A local blogger reposted a “what I would do with the AIG bailout cash” plan. I have seen this going around the internet. It gets people very excited. It is a perpetual motion machine. It explains everything that is wrong with this country. Nobody cares about large numbers. A billion for this a billion for that, who cares? It also fail common sense. The federal budget is in the trillions. If we spend trillions each year, and we pay taxes to cover those trillions, billions divided up evenly is going to be much less than the average tax paid by the average American. You can’t get something for nothing, though I sometimes think that this is the kind of accounting that Wall Street uses. The math, for your edification:
85,000,000,000 /
200,000,000 =
850/2 = $425 per person.
Three zeros makes a big difference. That is just about what the bush tax rebate (that he’ll need back to pay for this bailout thankyouverymuch) cost. Trillions is a lot, but our collective taxes pay for all of that. You can’t get something for nothing, and there aren’t so many people paying millions of dollars in taxes that the average goes up so high. The US GDP per capita was $46,000, and the average tax base was around 25%, so $11,500 per person is about what we pay. You can’t give people back more than that, because they didn’t take more than that to begin with.

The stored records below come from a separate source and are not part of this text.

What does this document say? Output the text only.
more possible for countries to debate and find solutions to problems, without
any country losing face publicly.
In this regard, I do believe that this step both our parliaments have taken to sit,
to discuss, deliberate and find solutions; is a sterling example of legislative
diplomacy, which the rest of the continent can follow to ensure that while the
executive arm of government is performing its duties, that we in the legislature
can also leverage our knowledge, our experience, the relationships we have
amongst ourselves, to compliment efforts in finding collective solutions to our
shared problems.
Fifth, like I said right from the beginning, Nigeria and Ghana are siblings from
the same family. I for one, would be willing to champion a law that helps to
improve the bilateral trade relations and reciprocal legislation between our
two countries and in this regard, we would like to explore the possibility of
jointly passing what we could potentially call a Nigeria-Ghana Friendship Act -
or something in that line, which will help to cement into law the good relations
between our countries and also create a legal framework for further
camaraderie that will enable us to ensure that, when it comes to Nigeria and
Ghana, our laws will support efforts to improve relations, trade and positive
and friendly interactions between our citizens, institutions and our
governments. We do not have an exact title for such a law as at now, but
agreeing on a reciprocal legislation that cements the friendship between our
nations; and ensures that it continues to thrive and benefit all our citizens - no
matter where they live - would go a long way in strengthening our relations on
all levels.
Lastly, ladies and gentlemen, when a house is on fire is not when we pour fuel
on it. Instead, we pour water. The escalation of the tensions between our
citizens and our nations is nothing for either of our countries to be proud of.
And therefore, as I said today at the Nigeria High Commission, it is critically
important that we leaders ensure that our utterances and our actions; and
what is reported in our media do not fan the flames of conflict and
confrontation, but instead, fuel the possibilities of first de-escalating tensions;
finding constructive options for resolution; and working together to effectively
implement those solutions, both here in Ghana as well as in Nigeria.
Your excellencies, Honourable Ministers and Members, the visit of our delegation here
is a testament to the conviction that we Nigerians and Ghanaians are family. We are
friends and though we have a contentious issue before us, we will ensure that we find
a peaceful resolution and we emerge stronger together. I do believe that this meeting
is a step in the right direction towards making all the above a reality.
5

Of course you can take much more than that if you are just going to give it to a couple companies. Going the other direction that gives you an income of about $2.3 trillion, with deficit and other taxes making up the rest of the spending that we do. So that $700 billion bail out? Maybe not such a good idea. Almost a third of our entire income. Which I believe is what they were saying was too much for a family to spend on mortgage, much less the US government which is already more than maxed out.